4. Human Resources: The average length of a job for millennials is around 3 years (even in law, 44% of associates will leave within 3 years), 43% of the working population is engaged in some form of freelance work, and there are new and shifting regulations at the state and federal level around employee classification and other labor laws. With the way we work changing quickly, there are many opportunities to use some of the same skills you learned as a lawyer for HR and employment compliance within the legal industry or outside of it. You may want to consider a career pivot here if:

  • Your current colleagues come to you to discuss their struggles at work or otherwise because of your empathy, understanding of others' feelings, and it's your goal to help those in need.

  • Your colleagues and friends and family look to you to help diffuse highly charged situations for your emotional intelligence, your tact, and ability to deal with various individuals.

  • You've enjoyed the challenge of smoothing over issues with clients, co-counsel, or opposing counsel in collaborative ways while practicing law.

  • You easily trust others and genuinely care about the well being of your co-workers and clients (sometimes a tough find in law!)

  • In your legal career you've preferred to work with and achieve goals as a team versus shutting yourself in your office with your portion of the case hoping that no one drops by your office to bother you.

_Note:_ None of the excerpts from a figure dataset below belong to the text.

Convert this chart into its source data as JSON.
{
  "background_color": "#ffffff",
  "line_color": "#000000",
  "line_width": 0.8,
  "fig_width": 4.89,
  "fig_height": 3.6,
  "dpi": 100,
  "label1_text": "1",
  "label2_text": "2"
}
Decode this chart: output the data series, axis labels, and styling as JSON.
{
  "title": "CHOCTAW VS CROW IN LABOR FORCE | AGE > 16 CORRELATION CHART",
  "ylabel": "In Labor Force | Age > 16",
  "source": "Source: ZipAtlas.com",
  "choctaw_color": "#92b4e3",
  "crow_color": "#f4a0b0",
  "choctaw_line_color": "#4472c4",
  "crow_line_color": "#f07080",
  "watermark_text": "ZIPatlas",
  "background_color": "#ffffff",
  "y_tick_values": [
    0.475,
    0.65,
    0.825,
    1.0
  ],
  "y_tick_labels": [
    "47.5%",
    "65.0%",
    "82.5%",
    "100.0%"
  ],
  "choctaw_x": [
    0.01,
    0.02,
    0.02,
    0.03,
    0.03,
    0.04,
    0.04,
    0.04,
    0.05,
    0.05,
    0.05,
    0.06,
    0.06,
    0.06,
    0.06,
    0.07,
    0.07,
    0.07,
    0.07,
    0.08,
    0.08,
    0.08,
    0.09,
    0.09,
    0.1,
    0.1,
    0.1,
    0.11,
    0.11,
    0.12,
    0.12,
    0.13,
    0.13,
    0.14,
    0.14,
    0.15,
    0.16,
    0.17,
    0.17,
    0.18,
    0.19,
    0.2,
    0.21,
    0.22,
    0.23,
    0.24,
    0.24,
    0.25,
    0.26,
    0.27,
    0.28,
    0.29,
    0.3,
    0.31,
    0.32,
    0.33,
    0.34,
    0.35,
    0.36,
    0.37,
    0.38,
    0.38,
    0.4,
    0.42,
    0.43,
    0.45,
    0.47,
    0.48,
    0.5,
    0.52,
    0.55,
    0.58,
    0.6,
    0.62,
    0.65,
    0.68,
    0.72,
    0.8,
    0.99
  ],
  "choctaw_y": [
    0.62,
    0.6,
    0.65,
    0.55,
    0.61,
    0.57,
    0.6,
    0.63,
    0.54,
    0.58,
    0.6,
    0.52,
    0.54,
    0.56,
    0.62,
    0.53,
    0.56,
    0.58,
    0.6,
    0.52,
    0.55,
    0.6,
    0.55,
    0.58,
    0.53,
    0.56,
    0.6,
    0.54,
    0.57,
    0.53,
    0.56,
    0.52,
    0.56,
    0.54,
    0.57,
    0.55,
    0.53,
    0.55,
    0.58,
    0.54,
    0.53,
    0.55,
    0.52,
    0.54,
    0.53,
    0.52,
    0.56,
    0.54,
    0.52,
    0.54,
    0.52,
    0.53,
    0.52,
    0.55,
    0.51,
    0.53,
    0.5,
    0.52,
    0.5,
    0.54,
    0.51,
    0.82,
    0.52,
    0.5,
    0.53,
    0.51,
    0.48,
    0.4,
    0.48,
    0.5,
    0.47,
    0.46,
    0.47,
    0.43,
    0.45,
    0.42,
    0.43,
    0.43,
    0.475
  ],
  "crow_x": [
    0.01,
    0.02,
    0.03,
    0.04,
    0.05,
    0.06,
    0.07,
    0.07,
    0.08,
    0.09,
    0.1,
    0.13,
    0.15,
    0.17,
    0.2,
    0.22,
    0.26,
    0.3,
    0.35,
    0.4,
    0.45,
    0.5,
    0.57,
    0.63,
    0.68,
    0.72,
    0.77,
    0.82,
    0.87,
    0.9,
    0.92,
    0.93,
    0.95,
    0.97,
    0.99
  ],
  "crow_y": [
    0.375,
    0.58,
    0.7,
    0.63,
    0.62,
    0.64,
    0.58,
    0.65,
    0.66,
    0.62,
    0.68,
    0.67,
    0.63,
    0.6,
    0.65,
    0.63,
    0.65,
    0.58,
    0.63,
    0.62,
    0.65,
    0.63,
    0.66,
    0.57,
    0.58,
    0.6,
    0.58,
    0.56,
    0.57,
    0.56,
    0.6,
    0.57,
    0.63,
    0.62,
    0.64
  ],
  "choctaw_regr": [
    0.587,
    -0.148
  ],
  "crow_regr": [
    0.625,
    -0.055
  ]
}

5. Legal Recruiter: In addition to the above general trends in work in the legal industry that mean jobs are turning over more quickly and there are more roles for legal recruiters, a host of new law concepts are growing and “lawyering up”, creating a variety of new opportunities for legal recruiters outside of search firms or in house legal departments. You may want to consider a career pivot here if:

  • You are excited and energized by your days at work where you're interacting with your coworkers, clients, and co-counsel and you actually enjoy business development and relationship building.

  • You genuinely enjoy helping your coworkers (and they regularly turn to you for this) and are trusting and cooperative by nature

  • You are known by friends, family, and coworkers for being positive-minded, enthusiastic, and gregarious.

  • You have a strong eye for detail and you like deadlines and perfection.